The demons laughed out loud at the puzzled expressions of Moses and Aaron. God failed to mention that part about how the magicians would appear to be able to turn water to blood as well. The crowd found better things to do and left, but Moses and Aaron stood there for a long time looking at the Nile and wondering what had gone wrong.
It was seven days before anything else happened.
A
FTER BEING PUBLICLY
humiliated by Pharaoh’s magicians, Moses and Aaron didn’t venture out much during the next week, preferring to avoid the chiding of the Hebrews and Egyptians alike. Some of the demons thought it might soon be all over and Moses would head back to the goats. I couldn’t be sure what Moses would do, but I was certain what God would do. He would up the ante again.
Just as I predicted, He summoned Moses and Aaron and said, “Go to Pharaoh and say to him, ‘God says, “Let My people go so that they may worship Me.
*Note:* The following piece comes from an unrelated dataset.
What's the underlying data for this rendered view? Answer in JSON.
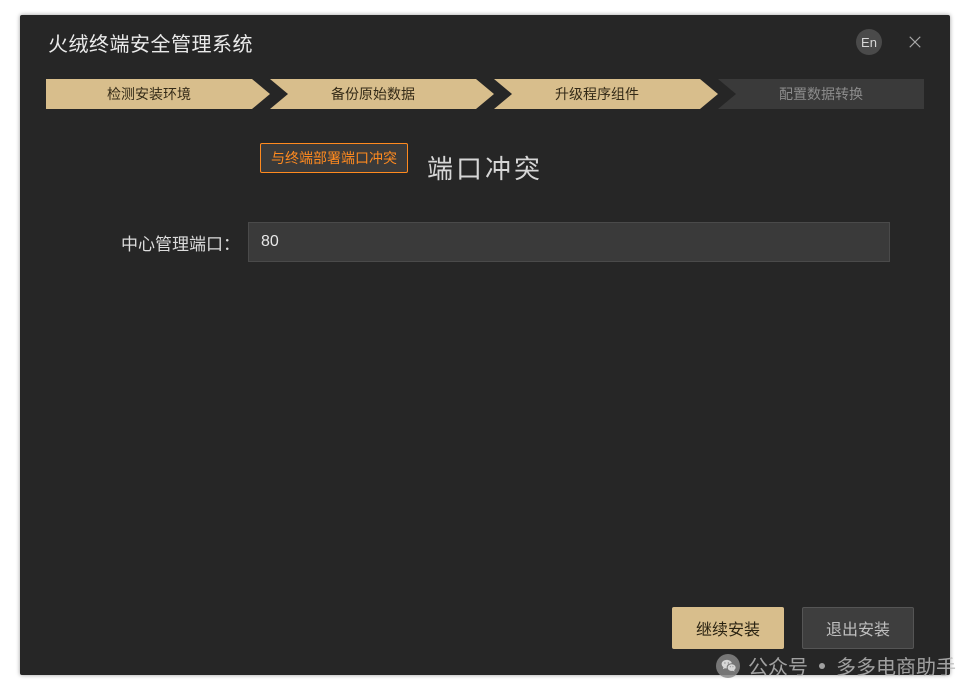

If you refuse to let them go, I will plague your whole country with frogs. The Nile will teem with frogs. They’ll come up into your palace and your bedroom and onto your bed. They’ll come into the houses of your officials, on your people, and into your ovens and kneading troughs. The frogs will jump up on you and your people and all your officials.”’”
Moses swallowed hard but didn’t say a word to indicate the doubt he must have had about God’s new plan. Aaron was bursting to ask the obvious question but didn’t. I decided to help them along by projecting my thoughts Moses’s way. Other demons were always sending thoughts into human minds and seeing immediate results; I’d never given it a try but thought now might be a good time. I stared intently into his eyes and thought hard.